Details

Autor(en) / Beteiligte

• Torheim, O.
• Bronstad, K.
• Heerlein, K.
• Mall, U.
• Nathues, A.
• Nowosielski, W.
• Orleanski, P.
• Pommeresche, B.
• Reimundo, V.
• Skogseide, Y.
• Solberg, A.
• Ullaland, K.

Titel

Development of an Embedded CPU-Based Instrument Control Unit for the SIR-2 Instrument Onboard the Chandrayaan-1 Mission to the Moon

Ist Teil von

• IEEE transactions on geoscience and remote sensing, 2009-08, Vol.47 (8), p.2836-2846

Ort / Verlag

New York: IEEE

Erscheinungsjahr

2009

Quelle

IEEE Xplore

Beschreibungen/Notizen

• This paper presents a computer architecture developed for the instrument control unit (ICU) of the Spectrometer Infrared 2 (SIR-2) instrument onboard the Chandrayaan-1 mission to the Moon.
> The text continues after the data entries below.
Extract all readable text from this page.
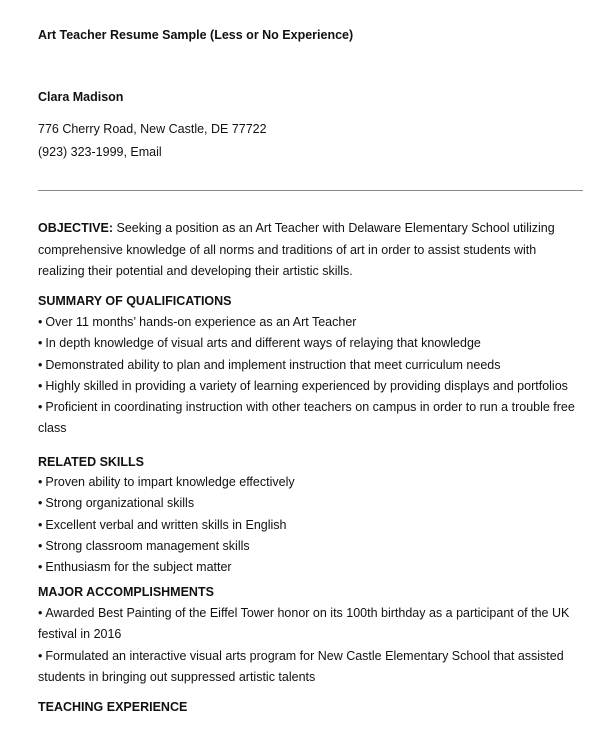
Art Teacher Resume Sample (Less or No Experience)
Clara Madison
776 Cherry Road, New Castle, DE 77722
(923) 323-1999, Email
OBJECTIVE: Seeking a position as an Art Teacher with Delaware Elementary School utilizing comprehensive knowledge of all norms and traditions of art in order to assist students with realizing their potential and developing their artistic skills.
SUMMARY OF QUALIFICATIONS
• Over 11 months’ hands-on experience as an Art Teacher
• In depth knowledge of visual arts and different ways of relaying that knowledge
• Demonstrated ability to plan and implement instruction that meet curriculum needs
• Highly skilled in providing a variety of learning experienced by providing displays and portfolios
• Proficient in coordinating instruction with other teachers on campus in order to run a trouble free class
RELATED SKILLS
• Proven ability to impart knowledge effectively
• Strong organizational skills
• Excellent verbal and written skills in English
• Strong classroom management skills
• Enthusiasm for the subject matter
MAJOR ACCOMPLISHMENTS
• Awarded Best Painting of the Eiffel Tower honor on its 100th birthday as a participant of the UK festival in 2016
• Formulated an interactive visual arts program for New Castle Elementary School that assisted students in bringing out suppressed artistic talents
TEACHING EXPERIENCE
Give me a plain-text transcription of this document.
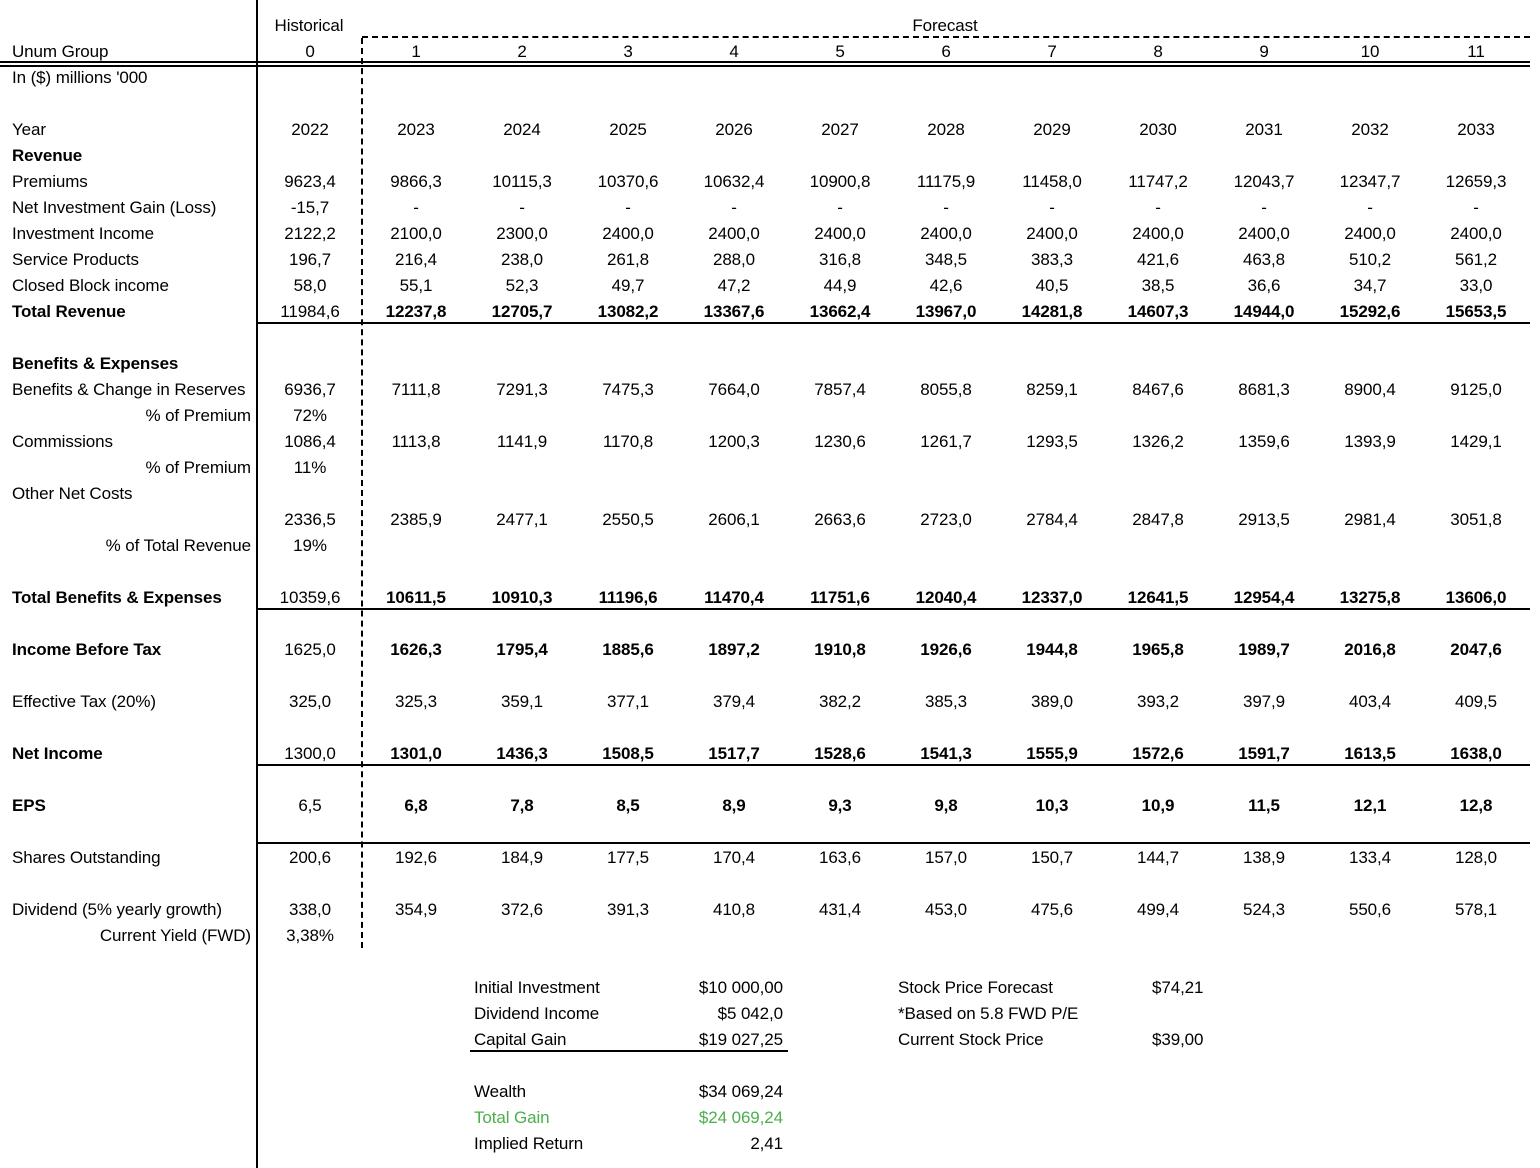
Unum Group
Historical	Forecast
In ($) millions '000
0	1	2	3	4	5	6	7	8	9	10	11
Year	2022	2023	2024	2025	2026	2027	2028	2029	2030	2031	2032	2033
Revenue
Premiums	9623,4	9866,3	10115,3	10370,6	10632,4	10900,8	11175,9	11458,0	11747,2	12043,7	12347,7	12659,3
Net Investment Gain (Loss)	-15,7	-	-	-	-	-	-	-	-	-	-	-
Investment Income	2122,2	2100,0	2300,0	2400,0	2400,0	2400,0	2400,0	2400,0	2400,0	2400,0	2400,0	2400,0
Service Products	196,7	216,4	238,0	261,8	288,0	316,8	348,5	383,3	421,6	463,8	510,2	561,2
Closed Block income	58,0	55,1	52,3	49,7	47,2	44,9	42,6	40,5	38,5	36,6	34,7	33,0
Total Revenue	11984,6	12237,8	12705,7	13082,2	13367,6	13662,4	13967,0	14281,8	14607,3	14944,0	15292,6	15653,5
Benefits & Expenses
Benefits & Change in Reserves	6936,7	7111,8	7291,3	7475,3	7664,0	7857,4	8055,8	8259,1	8467,6	8681,3	8900,4	9125,0
% of Premium	72%
Commissions	1086,4	1113,8	1141,9	1170,8	1200,3	1230,6	1261,7	1293,5	1326,2	1359,6	1393,9	1429,1
% of Premium	11%
Other Net Costs
2336,5	2385,9	2477,1	2550,5	2606,1	2663,6	2723,0	2784,4	2847,8	2913,5	2981,4	3051,8
% of Total Revenue	19%
Total Benefits & Expenses	10359,6	10611,5	10910,3	11196,6	11470,4	11751,6	12040,4	12337,0	12641,5	12954,4	13275,8	13606,0
Income Before Tax	1625,0	1626,3	1795,4	1885,6	1897,2	1910,8	1926,6	1944,8	1965,8	1989,7	2016,8	2047,6
Effective Tax (20%)	325,0	325,3	359,1	377,1	379,4	382,2	385,3	389,0	393,2	397,9	403,4	409,5
Net Income	1300,0	1301,0	1436,3	1508,5	1517,7	1528,6	1541,3	1555,9	1572,6	1591,7	1613,5	1638,0
EPS	6,5	6,8	7,8	8,5	8,9	9,3	9,8	10,3	10,9	11,5	12,1	12,8
Shares Outstanding	200,6	192,6	184,9	177,5	170,4	163,6	157,0	150,7	144,7	138,9	133,4	128,0
Dividend (5% yearly growth)	338,0	354,9	372,6	391,3	410,8	431,4	453,0	475,6	499,4	524,3	550,6	578,1
Current Yield (FWD)	3,38%
Initial Investment	$10 000,00
Dividend Income	$5 042,0
Capital Gain	$19 027,25
Wealth	$34 069,24
Total Gain	$24 069,24
Implied Return	2,41
Stock Price Forecast	$74,21
*Based on 5.8 FWD P/E
Current Stock Price	$39,00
Characteristic features of this architecture are its high autonomy, its high reliability, and its high performance, which are obtained by the following methods: 1) adopting state-of-the-art digital-construction techniques using one single radiation-tolerant field-programmable gate array for implementing an embedded system with a 32-bit central processing unit, commercial intellectual-property cores, and custom-specified logic; 2) implementing two independent communication buses, one for instrument commanding and instrument health monitoring and another one for transferring scientific and housekeeping data to the spacecraft; 3) implementing simple and well-arranged hardware, firmware, and software; and 4) implementing in-flight software-reconfiguration capabilities available from ground command. The SIR-2 ICU performs data acquisition, data processing, and temperature regulation. Per-spectrum averaging and per-pixel oversampling are supported to reduce measurement noise. A temperature regulator for the instrument sensor unit is also implemented, with the purpose of reducing dark current noise from the detector. The embedded real-time software is implemented as a multirate cyclic executive with interrupts. Five different tasks are maintained, running with a 10-ms base cycle time. A safe mode is implemented in the boot-loader, allowing in-flight software patching through the MIL-STD-1553B bus. The advanced features of this architecture make it an excellent choice for the control unit of the scientific SIR-2 instrument, compared with architectures from previous heritage.